To understand how FFP is not entirely fair to the smaller clubs, we need to consider a hypothetical example. Let us say that a relatively small club like Brighton in the Premier League get taken over by multi-billionaire owners such as the Abu Dhabi group. In the current scenario, with the current FFP regulations, Brighton would not be able to fulfill the aspirations of reaching the very top alongside clubs like Manchester United, Chelsea or whoever. Despite the owners having a ton of money to pump in, it would make no difference because Brighton do not have a big brand, a recognized project and they do not have a global outreach anywhere near the likes of United or City.
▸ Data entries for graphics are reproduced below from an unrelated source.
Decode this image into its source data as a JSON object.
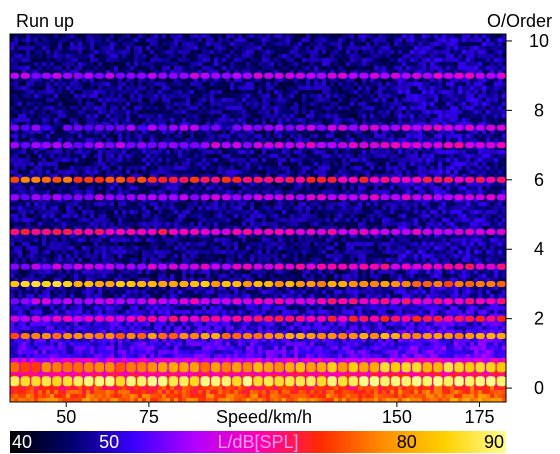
{
  "chart_data": {
    "type": "heatmap",
    "title": "Run up",
    "xlabel": "Speed/km/h",
    "ylabel": "O/Order",
    "x_range": [
      33,
      183
    ],
    "x_ticks": [
      50,
      75,
      150,
      175
    ],
    "y_range": [
      -0.4,
      10.2
    ],
    "y_ticks": [
      0,
      2,
      4,
      6,
      8,
      10
    ],
    "colorbar": {
      "label": "L/dB[SPL]",
      "range": [
        40,
        90
      ],
      "ticks": [
        40,
        50,
        80,
        90
      ],
      "stops": [
        "#000000",
        "#00006e",
        "#3a00ff",
        "#b400ff",
        "#ff00b0",
        "#ff2a00",
        "#ff8c00",
        "#ffd000",
        "#ffff90"
      ]
    },
    "orders": [
      {
        "order": 0.2,
        "level": [
          86,
          88,
          89
        ]
      },
      {
        "order": 0.6,
        "level": [
          74,
          80,
          86
        ]
      },
      {
        "order": 1.5,
        "level": [
          76,
          78,
          80
        ]
      },
      {
        "order": 2.0,
        "level": [
          62,
          66,
          70
        ]
      },
      {
        "order": 2.5,
        "level": [
          58,
          64,
          66
        ]
      },
      {
        "order": 3.0,
        "level": [
          84,
          80,
          74
        ]
      },
      {
        "order": 3.5,
        "level": [
          58,
          62,
          66
        ]
      },
      {
        "order": 4.5,
        "level": [
          68,
          64,
          62
        ]
      },
      {
        "order": 5.5,
        "level": [
          56,
          60,
          62
        ]
      },
      {
        "order": 6.0,
        "level": [
          76,
          68,
          66
        ]
      },
      {
        "order": 7.0,
        "level": [
          56,
          60,
          64
        ]
      },
      {
        "order": 7.5,
        "level": [
          54,
          58,
          62
        ]
      },
      {
        "order": 9.0,
        "level": [
          58,
          60,
          62
        ]
      }
    ]
  }
}
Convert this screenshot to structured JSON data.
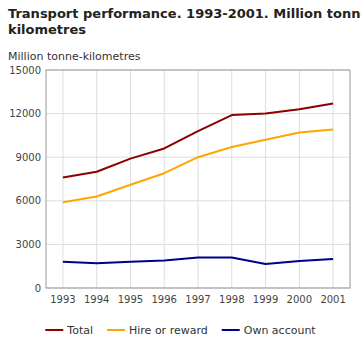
{
  "chart_data": {
    "type": "line",
    "title": "Transport performance. 1993-2001. Million tonne-\nkilometres",
    "y_label": "Million tonne-kilometres",
    "x": [
      1993,
      1994,
      1995,
      1996,
      1997,
      1998,
      1999,
      2000,
      2001
    ],
    "series": [
      {
        "name": "Total",
        "color": "#8B0000",
        "values": [
          7600,
          8000,
          8900,
          9600,
          10800,
          11900,
          12000,
          12300,
          12700
        ]
      },
      {
        "name": "Hire or reward",
        "color": "#FFA500",
        "values": [
          5900,
          6300,
          7100,
          7900,
          9000,
          9700,
          10200,
          10700,
          10900
        ]
      },
      {
        "name": "Own account",
        "color": "#00008B",
        "values": [
          1800,
          1700,
          1800,
          1900,
          2100,
          2100,
          1650,
          1850,
          2000
        ]
      }
    ],
    "xlim": [
      1992.5,
      2001.5
    ],
    "xticks": [
      1993,
      1994,
      1995,
      1996,
      1997,
      1998,
      1999,
      2000,
      2001
    ],
    "ylim": [
      0,
      15000
    ],
    "yticks": [
      0,
      3000,
      6000,
      9000,
      12000,
      15000
    ],
    "grid": true,
    "legend": "bottom"
  }
}
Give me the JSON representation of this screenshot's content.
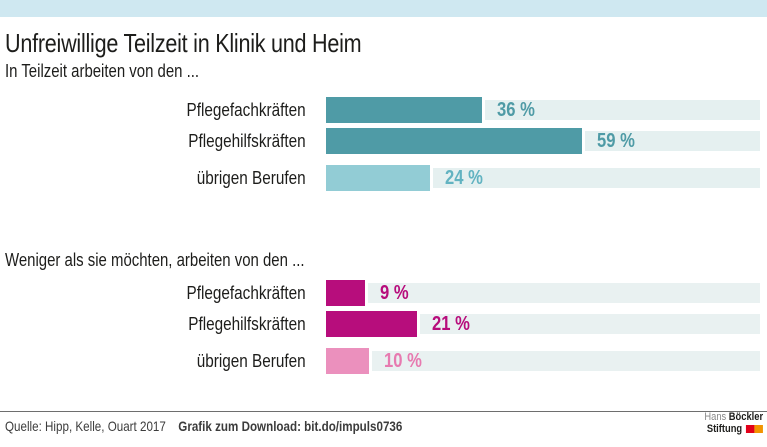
{
  "page": {
    "title": "Unfreiwillige Teilzeit in Klinik und Heim"
  },
  "chart_data": [
    {
      "type": "bar",
      "orientation": "horizontal",
      "subtitle": "In Teilzeit arbeiten von den ...",
      "categories": [
        "Pflegefachkräften",
        "Pflegehilfskräften",
        "übrigen Berufen"
      ],
      "values": [
        36,
        59,
        24
      ],
      "value_labels": [
        "36 %",
        "59 %",
        "24 %"
      ],
      "unit": "%",
      "xlim": [
        0,
        100
      ],
      "grid": false,
      "legend": "none",
      "bar_colors": [
        "#4f9ba6",
        "#4f9ba6",
        "#92ccd5"
      ],
      "value_label_colors": [
        "#4f9ba6",
        "#4f9ba6",
        "#62b3c1"
      ],
      "track_color": "#e5f0f0"
    },
    {
      "type": "bar",
      "orientation": "horizontal",
      "subtitle": "Weniger als sie möchten, arbeiten von den ...",
      "categories": [
        "Pflegefachkräften",
        "Pflegehilfskräften",
        "übrigen Berufen"
      ],
      "values": [
        9,
        21,
        10
      ],
      "value_labels": [
        "9 %",
        "21 %",
        "10 %"
      ],
      "unit": "%",
      "xlim": [
        0,
        100
      ],
      "grid": false,
      "legend": "none",
      "bar_colors": [
        "#b70d7c",
        "#b70d7c",
        "#eb90bd"
      ],
      "value_label_colors": [
        "#b70d7c",
        "#b70d7c",
        "#e77ab0"
      ],
      "track_color": "#e9f1f1"
    }
  ],
  "footer": {
    "source": "Quelle: Hipp, Kelle, Ouart 2017",
    "download_label": "Grafik zum Download: bit.do/impuls0736"
  },
  "logo": {
    "name1": "Hans",
    "name2": "Böckler",
    "name3": "Stiftung"
  },
  "theme": {
    "top_strip": "#cfe8f1",
    "background": "#ffffff",
    "text": "#1d1d1b",
    "footer_text": "#3c3c3c",
    "divider": "#6e6e6e",
    "logo_red": "#e2001a",
    "logo_orange": "#f29400",
    "logo_gray": "#878787"
  }
}
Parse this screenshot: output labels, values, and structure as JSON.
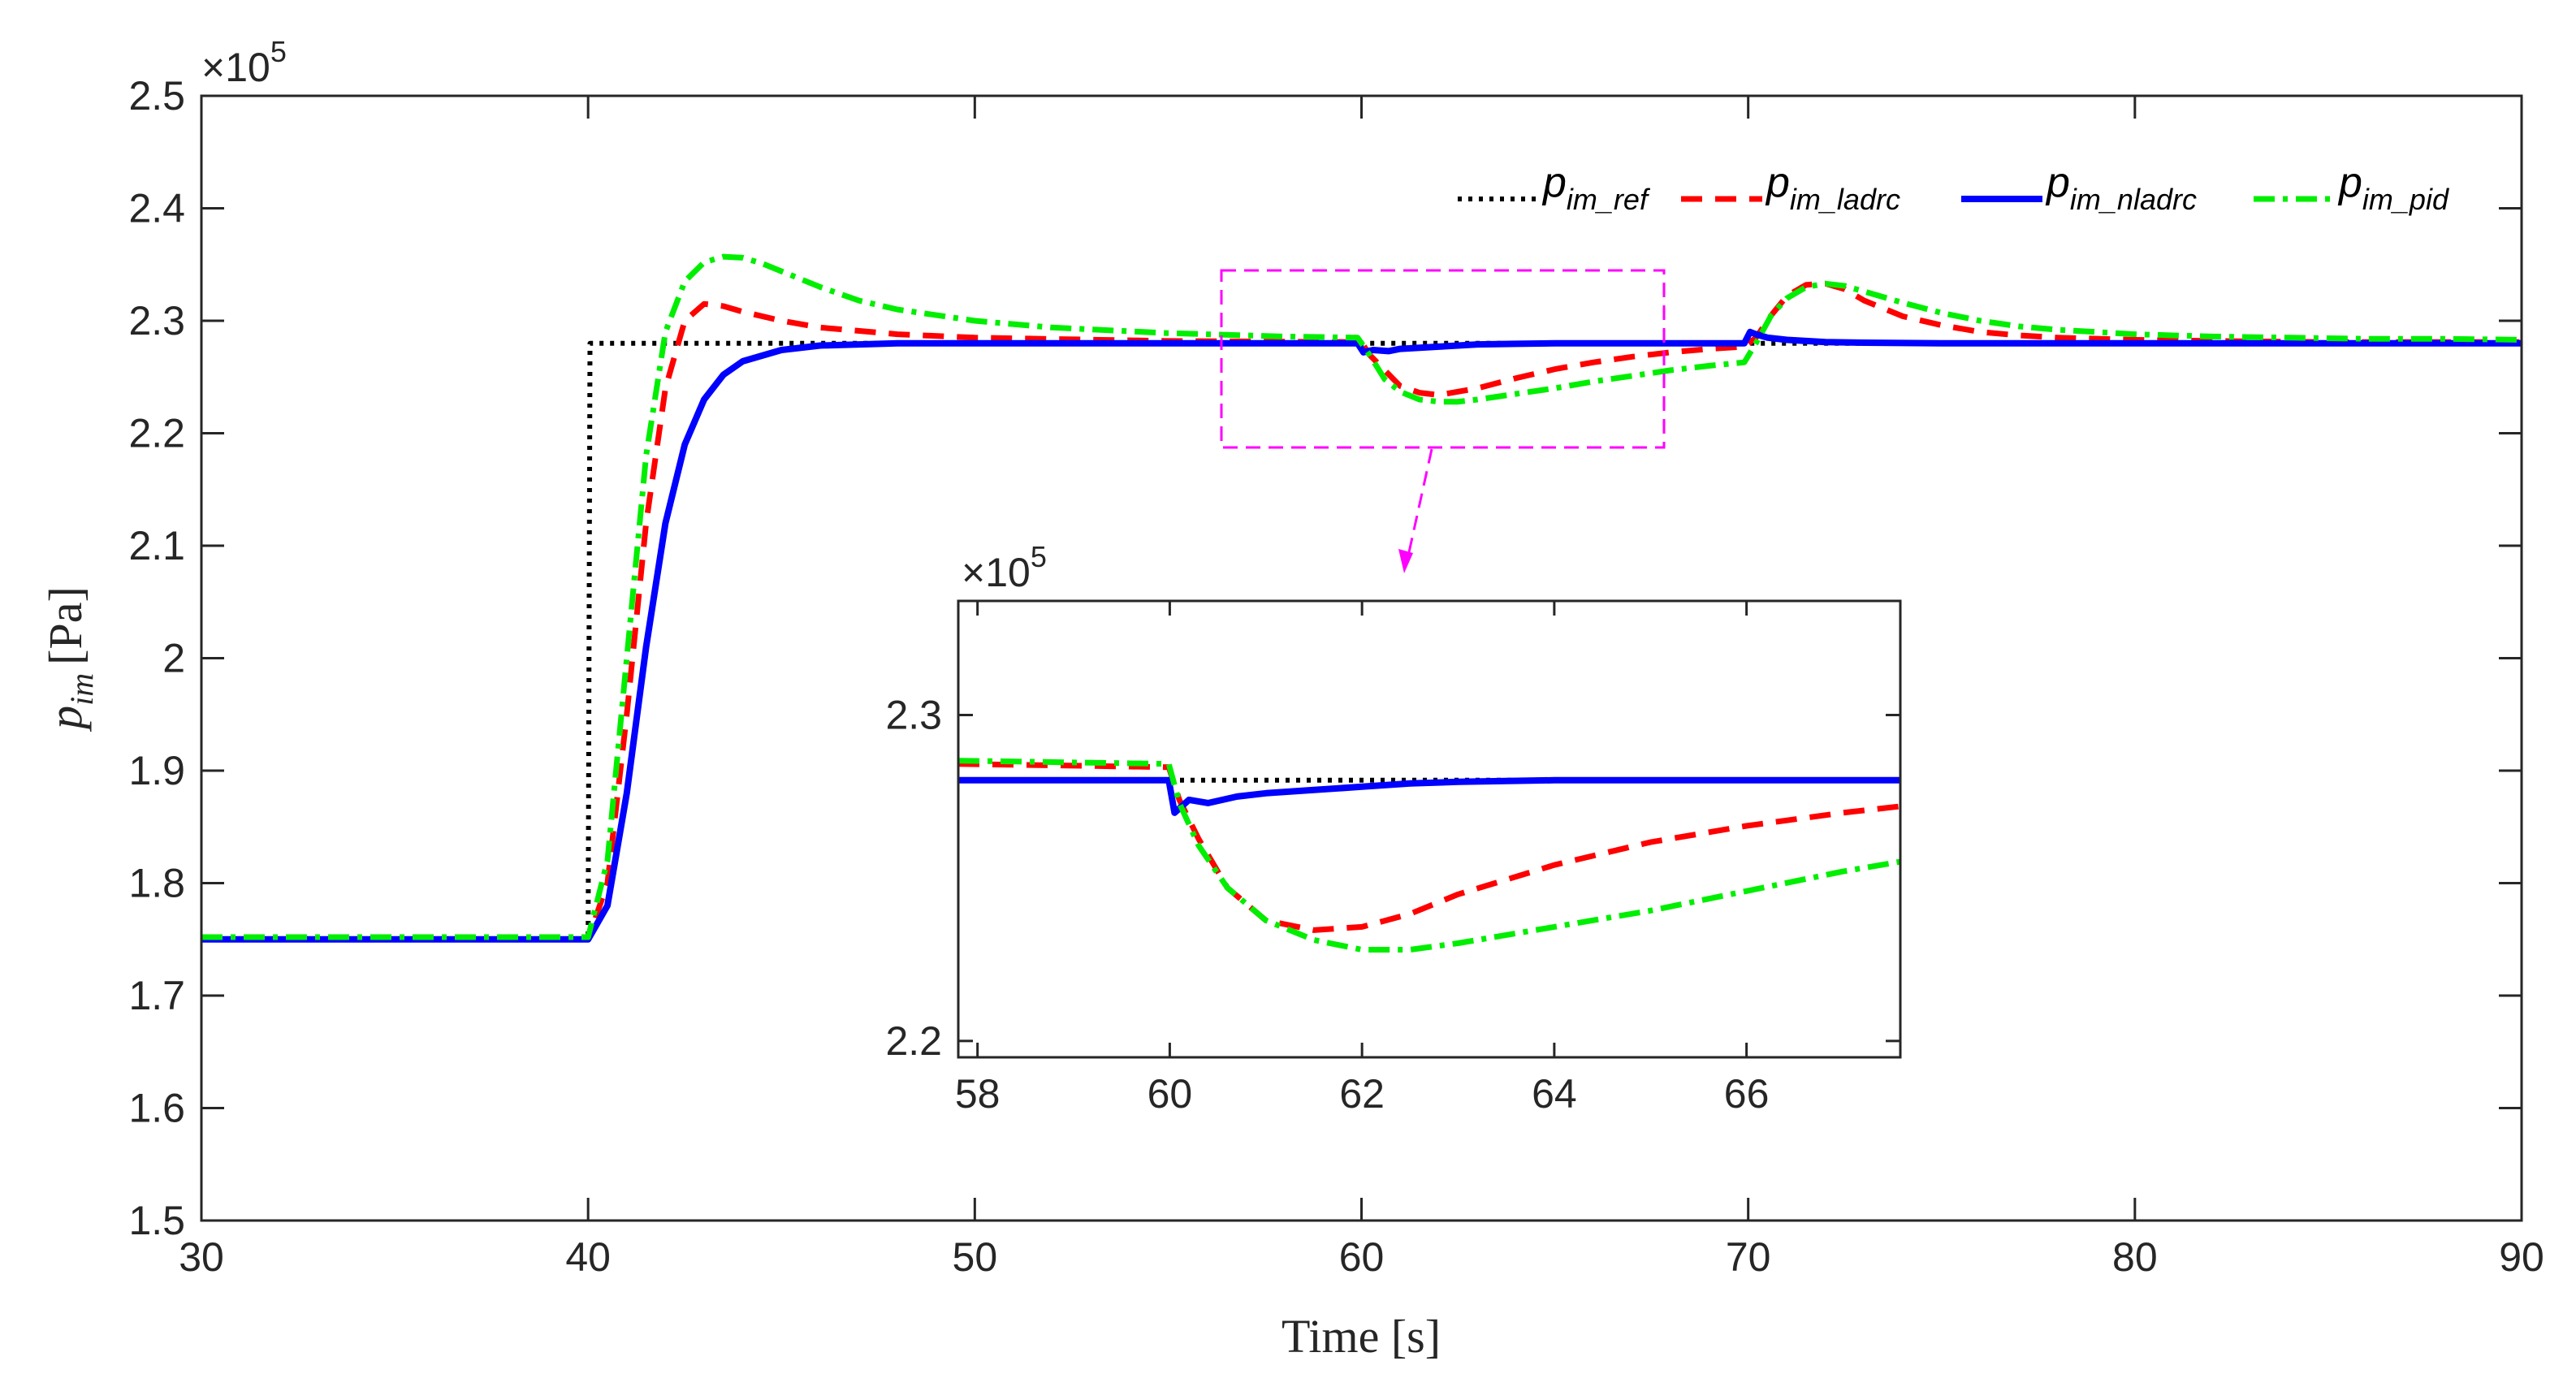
{
  "chart_data": [
    {
      "type": "line",
      "name": "main",
      "xlabel": "Time [s]",
      "ylabel": "p",
      "ylabel_sub": "im",
      "ylabel_unit": "[Pa]",
      "y_exponent_label": "×10",
      "y_exponent_power": "5",
      "xlim": [
        30,
        90
      ],
      "ylim": [
        1.5,
        2.5
      ],
      "xticks": [
        30,
        40,
        50,
        60,
        70,
        80,
        90
      ],
      "yticks": [
        1.5,
        1.6,
        1.7,
        1.8,
        1.9,
        2,
        2.1,
        2.2,
        2.3,
        2.4,
        2.5
      ],
      "xtick_labels": [
        "30",
        "40",
        "50",
        "60",
        "70",
        "80",
        "90"
      ],
      "ytick_labels": [
        "1.5",
        "1.6",
        "1.7",
        "1.8",
        "1.9",
        "2",
        "2.1",
        "2.2",
        "2.3",
        "2.4",
        "2.5"
      ],
      "legend_position": "top-right",
      "series": [
        {
          "name": "p",
          "sub": "im_ref",
          "color": "#000000",
          "style": "dotted",
          "x": [
            30,
            40,
            40.05,
            90
          ],
          "y": [
            1.75,
            1.75,
            2.28,
            2.28
          ]
        },
        {
          "name": "p",
          "sub": "im_ladrc",
          "color": "#ff0000",
          "style": "dashed",
          "x": [
            30,
            40,
            40.5,
            41,
            41.5,
            42,
            42.5,
            43,
            43.5,
            44,
            45,
            46,
            48,
            50,
            55,
            60,
            60.2,
            61,
            61.5,
            62,
            63,
            64,
            65,
            66,
            67,
            68,
            69,
            69.9,
            70.2,
            70.6,
            71,
            71.5,
            72,
            72.5,
            73,
            74,
            75,
            76,
            77,
            78,
            80,
            82,
            85,
            90
          ],
          "y": [
            1.75,
            1.75,
            1.8,
            1.95,
            2.12,
            2.24,
            2.3,
            2.315,
            2.313,
            2.308,
            2.3,
            2.294,
            2.288,
            2.285,
            2.282,
            2.281,
            2.27,
            2.242,
            2.236,
            2.234,
            2.24,
            2.249,
            2.257,
            2.263,
            2.268,
            2.272,
            2.275,
            2.277,
            2.285,
            2.305,
            2.322,
            2.332,
            2.333,
            2.328,
            2.318,
            2.304,
            2.296,
            2.29,
            2.287,
            2.285,
            2.283,
            2.282,
            2.281,
            2.281
          ]
        },
        {
          "name": "p",
          "sub": "im_nladrc",
          "color": "#0000ff",
          "style": "solid",
          "x": [
            30,
            40,
            40.5,
            41,
            41.5,
            42,
            42.5,
            43,
            43.5,
            44,
            45,
            46,
            48,
            50,
            55,
            59.9,
            60.05,
            60.3,
            60.7,
            61,
            62,
            63,
            64,
            65,
            66,
            67,
            69.9,
            70.05,
            70.2,
            70.5,
            71,
            72,
            73,
            75,
            90
          ],
          "y": [
            1.75,
            1.75,
            1.78,
            1.88,
            2.01,
            2.12,
            2.19,
            2.23,
            2.252,
            2.264,
            2.274,
            2.278,
            2.28,
            2.28,
            2.28,
            2.28,
            2.272,
            2.274,
            2.273,
            2.275,
            2.277,
            2.279,
            2.2795,
            2.28,
            2.28,
            2.28,
            2.28,
            2.29,
            2.288,
            2.285,
            2.283,
            2.281,
            2.2805,
            2.28,
            2.28
          ]
        },
        {
          "name": "p",
          "sub": "im_pid",
          "color": "#00ee00",
          "style": "dashdot",
          "x": [
            30,
            40,
            40.5,
            41,
            41.5,
            42,
            42.5,
            43,
            43.5,
            44,
            44.5,
            45,
            46,
            47,
            48,
            50,
            52,
            55,
            58,
            59.9,
            60.2,
            60.6,
            61,
            61.5,
            62,
            62.5,
            63,
            64,
            65,
            66,
            67,
            68,
            69,
            69.9,
            70.2,
            70.6,
            71,
            71.5,
            72,
            72.5,
            73,
            74,
            75,
            76,
            77,
            78,
            79,
            80,
            82,
            84,
            86,
            88,
            90
          ],
          "y": [
            1.752,
            1.752,
            1.82,
            2.0,
            2.18,
            2.29,
            2.335,
            2.352,
            2.357,
            2.356,
            2.351,
            2.344,
            2.33,
            2.318,
            2.31,
            2.3,
            2.294,
            2.289,
            2.286,
            2.285,
            2.27,
            2.248,
            2.237,
            2.23,
            2.228,
            2.228,
            2.23,
            2.235,
            2.24,
            2.246,
            2.251,
            2.256,
            2.26,
            2.263,
            2.28,
            2.305,
            2.32,
            2.33,
            2.333,
            2.331,
            2.326,
            2.316,
            2.307,
            2.3,
            2.295,
            2.292,
            2.29,
            2.288,
            2.286,
            2.285,
            2.284,
            2.284,
            2.283
          ]
        }
      ]
    },
    {
      "type": "line",
      "name": "inset",
      "y_exponent_label": "×10",
      "y_exponent_power": "5",
      "xlim": [
        57.8,
        67.6
      ],
      "ylim": [
        2.195,
        2.335
      ],
      "xticks": [
        58,
        60,
        62,
        64,
        66
      ],
      "yticks": [
        2.2,
        2.3
      ],
      "xtick_labels": [
        "58",
        "60",
        "62",
        "64",
        "66"
      ],
      "ytick_labels": [
        "2.2",
        "2.3"
      ],
      "series": [
        {
          "name": "p",
          "sub": "im_ref",
          "color": "#000000",
          "style": "dotted",
          "x": [
            57.8,
            67.6
          ],
          "y": [
            2.28,
            2.28
          ]
        },
        {
          "name": "p",
          "sub": "im_ladrc",
          "color": "#ff0000",
          "style": "dashed",
          "x": [
            57.8,
            59.99,
            60.1,
            60.3,
            60.6,
            61,
            61.5,
            62,
            62.5,
            63,
            64,
            65,
            66,
            67,
            67.6
          ],
          "y": [
            2.285,
            2.284,
            2.274,
            2.262,
            2.247,
            2.237,
            2.234,
            2.235,
            2.239,
            2.245,
            2.254,
            2.261,
            2.266,
            2.27,
            2.272
          ]
        },
        {
          "name": "p",
          "sub": "im_nladrc",
          "color": "#0000ff",
          "style": "solid",
          "x": [
            57.8,
            59.99,
            60.05,
            60.2,
            60.4,
            60.7,
            61,
            61.5,
            62,
            62.5,
            63,
            64,
            65,
            66,
            67.6
          ],
          "y": [
            2.28,
            2.28,
            2.27,
            2.274,
            2.273,
            2.275,
            2.276,
            2.277,
            2.278,
            2.279,
            2.2795,
            2.28,
            2.28,
            2.28,
            2.28
          ]
        },
        {
          "name": "p",
          "sub": "im_pid",
          "color": "#00ee00",
          "style": "dashdot",
          "x": [
            57.8,
            59.99,
            60.1,
            60.3,
            60.6,
            61,
            61.5,
            62,
            62.5,
            63,
            64,
            65,
            66,
            67,
            67.6
          ],
          "y": [
            2.286,
            2.285,
            2.273,
            2.26,
            2.247,
            2.237,
            2.231,
            2.228,
            2.228,
            2.23,
            2.235,
            2.24,
            2.246,
            2.252,
            2.255
          ]
        }
      ]
    }
  ]
}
The only way to establish their brand and make them generate revenue is by attracting big players and creating widespread buzz about the club. However, they do not have any sources of pre-existing revenue to be able to spend on players. So essentially, the owners’ willingness and ability to spend on the club is irrelevant, null and void. The nature of the current FFP rules is of a paradoxical nature and hence far from fair, let alone beneficial to any smaller clubs who aspire to grow as a financial as well as footballing institution. They need revenue to generate revenue and thus these clubs are stuck in a rut.
Now, one can argue that the club owners can spend all the money on youth development, training facilities and infrastructure, etc. since FFP wants to make football viable long term. But realistically speaking, in such a profit-oriented sphere, what potential investor is going to be willing to pump billions into a club’s future without any guarantee of returns. There is no incentive other than the hopes of developing a world-class youth project that consistently churns out talented players. With the huge emphasis on the transfer market today, the prospect of taking a club to the top solely through investing in youth is a lengthy process and success is a long shot at best.
Is There a Solution?
Perhaps there is. This solution will involve making drastic changes to the current rules and regulations but this might certainly level the playing field a lot more:
A transfer fee cap and wage cap.
Sounds very basic but perhaps it is the only way that the smaller clubs may be able to compete with the giants. Now say we revisit Brighton’s above mentioned hypothetical scenario. For example, if UEFA have set the transfer cap to 350 million Euros, meaning that all clubs cannot spend more than 350 million in transfer fees in a given window. This would mean that Brighton’s owners could pump money into the club’s transfer funds within the rules in order for them to attract the big-name players. The fixed cap would mean that Brighton could spend similar amounts of money to City, Chelsea etc. and the big dogs do not get any additional advantages. The wage cap means that the bigger clubs can’t attract players solely on the basis of more lucrative wages either.
Of course, this most likely brings about a world of new complications but strictly from a financial sense it is a lot more ‘fair.’ And furthermore, clubs can keep spending on their youth setups and infrastructure to try and achieve long term sustainability, thus keeping UEFA’s aim of long term viability intact. This is, of course, a purely hypothetical scenario and one that will definitely have flaws and complications if it were to be implemented. But again the current FFP model is not airtight and it took a long time of planning and hypothesizing to put this into action too. Perhaps with a lot more planning and constant evolution, football can arrive at its ‘least objectionable model’ of financial fair play.
No system is perfect and it must keep evolving especially because football is so dynamic. The best that can be done is to create a system with as few loopholes as possible, one that accounts for as many extraordinary circumstances in the future and keeps things running smoothly in the present.